The jury at Sen. Ted Stevens' (R-Alaska) corruption trial, now in its second day of deliberations over the senator's fate, has sent a note to Judge Emmet Sullivan complaining about the "violent outbursts" of one of the jurors, reports Dan Reilly.
After consulting with Stevens' lawyers and prosecutors, Judge Sullivan is calling them back into the courtroom for a lecture on the proper decorum for the difficult task they face.
The jurors' note to Judge Sullivan said the juror in question, a woman, "has had violent outbursts with other jurors and that's not helping anyone. She is not following the laws and rules that were stipulated."

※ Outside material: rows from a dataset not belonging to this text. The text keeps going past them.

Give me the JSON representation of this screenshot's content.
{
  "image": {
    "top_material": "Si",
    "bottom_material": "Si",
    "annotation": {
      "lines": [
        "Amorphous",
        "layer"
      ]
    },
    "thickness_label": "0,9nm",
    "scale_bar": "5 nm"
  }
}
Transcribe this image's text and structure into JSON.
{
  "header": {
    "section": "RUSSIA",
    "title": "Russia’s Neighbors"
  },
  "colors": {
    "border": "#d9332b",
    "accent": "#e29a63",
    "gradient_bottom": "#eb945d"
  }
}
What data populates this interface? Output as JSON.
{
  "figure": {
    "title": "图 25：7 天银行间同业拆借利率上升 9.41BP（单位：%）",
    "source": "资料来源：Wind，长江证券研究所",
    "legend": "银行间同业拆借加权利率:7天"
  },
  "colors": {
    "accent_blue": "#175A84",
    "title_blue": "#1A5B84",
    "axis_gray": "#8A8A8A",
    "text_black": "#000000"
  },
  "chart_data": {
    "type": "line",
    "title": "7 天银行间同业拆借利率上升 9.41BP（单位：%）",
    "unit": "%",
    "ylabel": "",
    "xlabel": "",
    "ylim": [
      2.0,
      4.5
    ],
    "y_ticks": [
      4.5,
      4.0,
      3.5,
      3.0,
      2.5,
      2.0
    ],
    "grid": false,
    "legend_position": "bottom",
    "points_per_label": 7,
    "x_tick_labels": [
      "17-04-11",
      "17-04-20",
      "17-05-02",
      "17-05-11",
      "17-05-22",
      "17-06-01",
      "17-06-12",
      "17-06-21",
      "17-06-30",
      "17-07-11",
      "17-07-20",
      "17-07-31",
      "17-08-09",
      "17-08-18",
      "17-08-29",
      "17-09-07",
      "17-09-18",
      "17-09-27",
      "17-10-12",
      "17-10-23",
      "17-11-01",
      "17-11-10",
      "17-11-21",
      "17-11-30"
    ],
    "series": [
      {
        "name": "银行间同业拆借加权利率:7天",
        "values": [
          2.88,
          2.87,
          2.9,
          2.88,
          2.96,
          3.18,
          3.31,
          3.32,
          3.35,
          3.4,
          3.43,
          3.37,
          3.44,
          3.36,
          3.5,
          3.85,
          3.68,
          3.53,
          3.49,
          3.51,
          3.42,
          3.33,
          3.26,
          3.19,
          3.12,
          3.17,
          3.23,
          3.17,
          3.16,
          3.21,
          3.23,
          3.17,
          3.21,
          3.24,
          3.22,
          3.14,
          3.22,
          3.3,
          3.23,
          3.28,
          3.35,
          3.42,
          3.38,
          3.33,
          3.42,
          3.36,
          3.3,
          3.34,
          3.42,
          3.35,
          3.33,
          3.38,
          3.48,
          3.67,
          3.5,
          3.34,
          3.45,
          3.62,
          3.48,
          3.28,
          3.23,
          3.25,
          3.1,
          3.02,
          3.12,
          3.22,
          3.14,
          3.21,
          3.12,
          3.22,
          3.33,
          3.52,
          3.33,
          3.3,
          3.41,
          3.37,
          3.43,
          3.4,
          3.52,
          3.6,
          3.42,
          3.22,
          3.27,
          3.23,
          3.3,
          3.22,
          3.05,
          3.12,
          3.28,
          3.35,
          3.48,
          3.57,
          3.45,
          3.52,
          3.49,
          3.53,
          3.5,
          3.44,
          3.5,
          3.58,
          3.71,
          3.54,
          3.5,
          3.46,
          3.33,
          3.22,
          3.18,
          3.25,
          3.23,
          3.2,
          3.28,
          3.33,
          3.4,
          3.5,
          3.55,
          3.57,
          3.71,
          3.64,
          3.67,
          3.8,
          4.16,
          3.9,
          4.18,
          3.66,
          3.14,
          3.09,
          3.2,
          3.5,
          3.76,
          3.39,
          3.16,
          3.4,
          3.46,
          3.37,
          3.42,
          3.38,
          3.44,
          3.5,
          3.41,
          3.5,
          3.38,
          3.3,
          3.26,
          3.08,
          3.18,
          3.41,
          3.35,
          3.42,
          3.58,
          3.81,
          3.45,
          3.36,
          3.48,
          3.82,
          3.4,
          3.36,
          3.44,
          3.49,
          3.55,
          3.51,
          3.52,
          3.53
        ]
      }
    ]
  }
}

Judge Sullivan called it a "very serious allegation" and asked both sides for research into whether removal of the juror was allowable and what would be the fallout of such a move.
The identity of the jurors in the monthlong trial is secret.
Stevens has been charged with failing to report more than $250,000 in improper gifts that he received from 1999 to 2006. Stevens denied the allegations, and with his reelection looming, sought a speedy trial. The case went to the jury Wednesday afternoon, and jurors returned this morning for their second day of deliberations.
Update — Judge Sullivan told the jurors that he was calling them in to give them a "pep talk."
"I want to encourage civility and mutual respect among yourselves," Judge Sullivan told them.
"You're still smiling, that's good to see," he added.
Judge Sullivan dismissed the jury to return to its deliberations. After they left, he told defense attorneys and prosecutors that his lecture may be the only action necessary to get the proceedings back on track, but added that "time will tell."
He also has yet to rule on another note sent by the jury asking for details on the financial-disclosure requirements Stevens must meet as a senator.